С кем же мы, “Серапионовы братья”?
Мы с пустынником Серапионом. Мы верим, что литературные химеры особая реальность, и мы не хотим утилитаризма. Мы пишем не для пропаганды. Искусство реально, как сама жизнь. И, как сама жизнь, но без цели и без смысла: существует, потому что не может не существовать».
Я дописываю последние страницы этой книги, читая «Метрополь», самовольный бесцензурный альманах, вышедший в Советском Союзе в 10 экземплярах и мгновенно подхваченный зарубежными издательствами. Это — стихи, рассказы, повести, пьесы, песни. Это — произведения опытных писателей (С.Липкин, В.Аксенов, А.Вознесенский, А.Битов, ИЛиснянская, Ф.Искандер) и молодых (Ф.Горенштейн, Ю.Карабчиевский, В.Ерофеев, Е.Попов) и других. Это — книга, каждая страница которой дышит сопротивлением, свободой. Это — явление в истории русской литературы, и, как почти каждое подлинное явление, оно подверглось разгрому. Двое молодых, бесспорно талантливых, из участников «Метрополя» (В.Ерофеев и Е.Попов) исключены из Союза писателей, все другие подвергнуты жестоким экономическим санкциям. Их произведения вычеркиваются из издательских планов, их имена не упоминаются в прессе, набранные или сданные в типографию книги, осуществленные киносценарии, стихи, переводы задержаны на неопределенное время.
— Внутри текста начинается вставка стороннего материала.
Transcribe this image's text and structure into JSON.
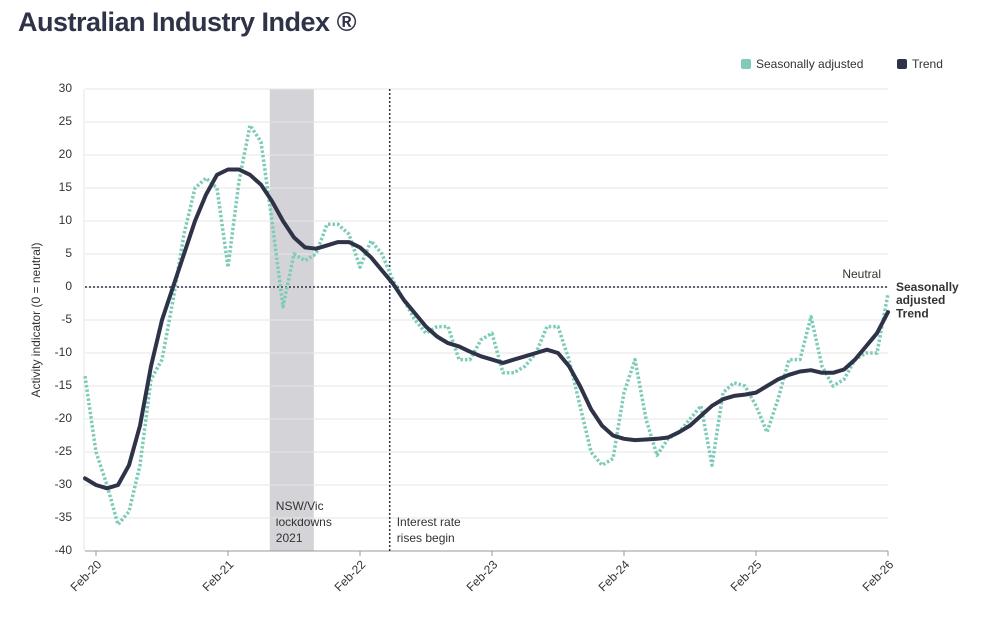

Чтобы решиться на подобный шаг (альманах) нужна была не только смелость. Не желающая умирать, ищущая и не находящая выхода, литература вырвалась из болота редакции, где ее насильно держат годами, и громко заявила о своем существовании. Положение изменилось с тех пор, как Платонов и Булгаков работали в подполье, в смертельной опасности, наедине с собой. Без сомнения, Союз писателей постарается доказать, что положение не изменилось. Но он ошибается. В начале этой книги я писал, что страх двадцатых годов был не похож на страх тридцатых. Он продолжал меняться: исключение из Союза перестало быть событием, как это было, когда исключали Зощенко, Ахматову, Пастернака. Г.Владимов первый положил на стол свой билет. Шесть самых видных участников альманаха «Метрополь» (В.Аксенов, Б.Ахмадулина, А.Битов, СЛипкин, ИЛиснянская, Ф.Искандер) послали в Союз письма, что они сделают то же самое, если не будут восстановлены исключенные за участие в альманахе молодые В.Ерофеев и Е.Попов. Эта история еще далеко не кончена, но как бы ни кончилась, без всякого сомнения, она является еще одним свидетельством борьбы литературы подлинной с литературой мнимой. Более того, перекидывая мост между двадцатыми и семидесятыми годами, она как бы фокусирует всю историю этой борьбы, о которой я рассказываю в этой книге. Доказательства — налицо. Я прочел предисловие к альманаху, и память мгновенно вернула меня к началу двадцатых годов и к декларации Лунца.
Думаю, что лишь немногие участники «Метрополя» знают что-либо о Лунце, разве что из моих книг «Здравствуй, брат. Писать очень трудно» и «Собеседник». Между тем все предисловие, определяющее общественно-политическую позицию альманаха, не только напоминает, но повторяет декларацию, опубликованную Лунцем без малого шестьдесят лет тому назад.